Il cast, come è stato scelto?
Il cast è stato scelto in modalità differenti. Per quanto riguarda la bambina io e i miei organizzatori abbiamo fatto tantissimi provini sia nel salento che a Bari durante i mesi di luglio e agosto.
Ho provinato all’incirca 300 bambine, tra cui ho avuto la fortuna di scovare la giovane Emanuela. Riguardo la figura del padre il percorso è stato più articolato. Inizialmente avevo optato per Fabrizio Ferracane, il quale aveva accettato con piacere, ma non siamo riusciti ad incastrare le nostre date con le riprese de “Il traditore” e quindi non abbiamo potuto lavorare insieme. In seguito ho svolto diversi provini e ho optato per un attore locale, ma purtroppo un impegno improvviso gli ha impedito di prendere parte al cortometraggio.
Così sotto consiglio di Edoardo Winspeare e Celeste Casciaro (che avevo già scelto per interpretare la madre) sono arrivata alla figura di Franco Ferrante, il quale si è messo in gioco subito nonostante stesse passando un periodo problematico, poiché aveva suo padre molto malato. Franco ha scelto di fare una cosa difficile, ossia trasformare il dolore in forza creativa regalandoci un personaggio molto delicato perfettamente inerente al ruolo che avevo scritto. Un piccolo miracolo.
Le riprese dove sono avvenute?
Le riprese sono avvenute tra S.Pietro in Bevagna e Campomarino di Maruggio. Sono entrambe località di mare in provincia di Taranto e sin dalla nascita dell’idea avevo in mente di girare lì.
Quanto tempo ha richiesto realizzare questo lavoro?
E’ stato lungo, le riprese sono avvenute in sei giorni ma la preparazione è durata più di tre mesi durante i quali ci siamo riuniti più volte in Puglia con tutta la troupe. Il montaggio e la fase di post-produzione è stata altrettanto complessa ed è durata circa quattro mesi. In totale quasi un anno.

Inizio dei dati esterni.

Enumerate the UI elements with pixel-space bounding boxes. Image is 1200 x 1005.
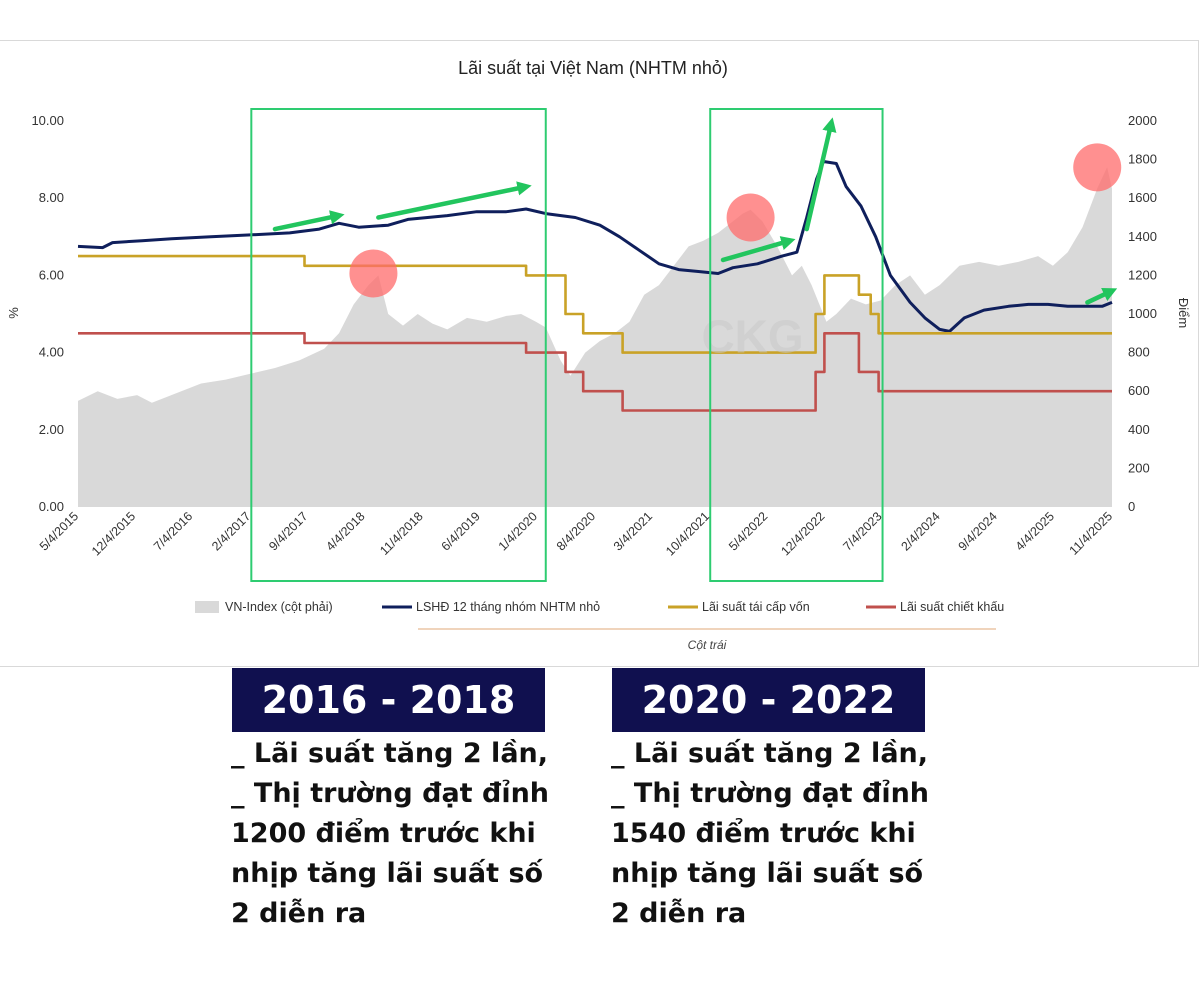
panel-note-line: nhịp tăng lãi suất số (611, 858, 924, 889)
legend-swatch (195, 601, 219, 613)
panel-notes-2016-2018: _ Lãi suất tăng 2 lần, _ Thị trường đạt … (231, 734, 571, 934)
panel-note-line: 1540 điểm trước khi (611, 818, 916, 849)
x-tick: 5/4/2015 (37, 509, 81, 553)
x-tick: 8/4/2020 (554, 509, 598, 553)
y-tick-right: 1000 (1128, 306, 1157, 321)
y-tick-right: 2000 (1128, 113, 1157, 128)
watermark: CKG (701, 311, 803, 363)
highlight-box (709, 108, 884, 582)
panel-note-line: 1200 điểm trước khi (231, 818, 536, 849)
y-tick-left: 2.00 (39, 422, 64, 437)
legend-label: VN-Index (cột phải) (225, 600, 333, 614)
y-tick-right: 0 (1128, 499, 1135, 514)
x-tick: 1/4/2020 (496, 509, 540, 553)
series-line-tai-cap-von (78, 254, 1112, 354)
y-tick-right: 1200 (1128, 267, 1157, 282)
panel-note-line: _ Lãi suất tăng 2 lần, (231, 738, 549, 769)
legend-group-label: Cột trái (688, 638, 727, 652)
x-tick: 3/4/2021 (611, 509, 655, 553)
plot-area: CKG 0.00 2.00 4.00 6.00 8.00 10.00 0 200 400 600 80… (31, 108, 1157, 582)
legend: VN-Index (cột phải) LSHĐ 12 tháng nhóm NH… (195, 600, 1004, 614)
y-tick-left: 0.00 (39, 499, 64, 514)
x-tick: 4/4/2018 (323, 509, 367, 553)
interest-rate-chart: Lãi suất tại Việt Nam (NHTM nhỏ) CKG 0.00… (6, 58, 1191, 652)
x-tick: 2/4/2024 (898, 509, 942, 553)
x-tick: 2/4/2017 (209, 509, 253, 553)
panel-note-line: 2 diễn ra (611, 898, 747, 929)
trend-arrow (272, 210, 345, 232)
peak-marker (726, 193, 775, 242)
x-tick: 11/4/2025 (1067, 509, 1116, 558)
y-axis-left-label: % (6, 307, 21, 319)
y-tick-left: 4.00 (39, 345, 64, 360)
y-tick-left: 6.00 (39, 267, 64, 282)
panel-notes-2020-2022: _ Lãi suất tăng 2 lần, _ Thị trường đạt … (611, 734, 951, 934)
x-tick: 6/4/2019 (439, 509, 483, 553)
x-tick: 9/4/2017 (266, 509, 310, 553)
panel-heading-2020-2022: 2020 - 2022 (612, 668, 925, 732)
x-tick: 5/4/2022 (726, 509, 770, 553)
x-tick: 11/4/2018 (377, 509, 426, 558)
highlight-box (250, 108, 547, 582)
x-tick: 4/4/2025 (1013, 509, 1057, 553)
trend-arrow (1085, 288, 1118, 305)
panel-note-line: 2 diễn ra (231, 898, 367, 929)
y-tick-right: 1600 (1128, 190, 1157, 205)
panel-note-line: nhịp tăng lãi suất số (231, 858, 544, 889)
legend-label: Lãi suất chiết khấu (900, 600, 1004, 614)
y-tick-right: 800 (1128, 345, 1150, 360)
chart-card: Lãi suất tại Việt Nam (NHTM nhỏ) CKG 0.00… (0, 40, 1199, 667)
y-tick-left: 10.00 (31, 113, 64, 128)
x-tick: 12/4/2022 (778, 509, 827, 558)
peak-marker (349, 249, 398, 298)
trend-arrow (720, 236, 796, 263)
x-tick: 7/4/2016 (151, 509, 195, 553)
series-area-vn-index (78, 167, 1112, 508)
y-tick-right: 1800 (1128, 152, 1157, 167)
chart-title: Lãi suất tại Việt Nam (NHTM nhỏ) (458, 58, 728, 78)
x-tick: 10/4/2021 (663, 509, 712, 558)
x-tick: 12/4/2015 (89, 509, 138, 558)
legend-label: Lãi suất tái cấp vốn (702, 600, 810, 614)
y-tick-right: 1400 (1128, 229, 1157, 244)
x-tick: 9/4/2024 (956, 509, 1000, 553)
panel-heading-2016-2018: 2016 - 2018 (232, 668, 545, 732)
peak-marker (1073, 143, 1122, 192)
y-tick-left: 8.00 (39, 190, 64, 205)
x-tick: 7/4/2023 (840, 509, 884, 553)
panel-note-line: _ Thị trường đạt đỉnh (231, 778, 550, 809)
trend-arrow (804, 117, 837, 232)
y-tick-right: 200 (1128, 460, 1150, 475)
trend-arrow (376, 181, 532, 220)
panel-note-line: _ Lãi suất tăng 2 lần, (611, 738, 929, 769)
legend-label: LSHĐ 12 tháng nhóm NHTM nhỏ (416, 600, 600, 614)
y-tick-right: 600 (1128, 383, 1150, 398)
panel-note-line: _ Thị trường đạt đỉnh (611, 778, 930, 809)
series-line-chiet-khau (78, 331, 1112, 412)
series-line-lshd-12-thang (77, 160, 1113, 333)
y-tick-right: 400 (1128, 422, 1150, 437)
y-axis-right-label: Điểm (1176, 298, 1191, 328)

In passato ha realizzato altri cortometraggi?
Si, ne ho realizzati alcuni indipendenti prima di entrare al Centro Sperimentale e a seguito dell’ingresso nella scuola ne ho realizzati circa un paio all’anno, molti dei quali sono stati più che altro delle esercitazioni.
Come è stato accolto Il nostro tempo dal pubblico?
Il pubblico della Settimana della Critica è stato molto generoso. A fine proiezione è scattato un lungo applauso ed io lì per lì credevo fosse la norma. Poi mi hanno spiegato che non è così e la cosa mi ha fatto molto piacere. Aldilà della proiezione di Venezia, le uniche due occasioni che ho avuto per proiettarlo sino ad ora sono state ai diplomi del Centro Sperimentale e al Festival di Carlo Forte.
In entrambe i casi ho osservato le reazioni del pubblico e mi è sembrato di vedere due situazioni diametralmente opposte: c’è a chi piace molto e si commuove e chi rimane turbato senza capire. Nessuna via di mezzo. Il che mi fa piacere perché vuol dire che il corto ha una direzione precisa.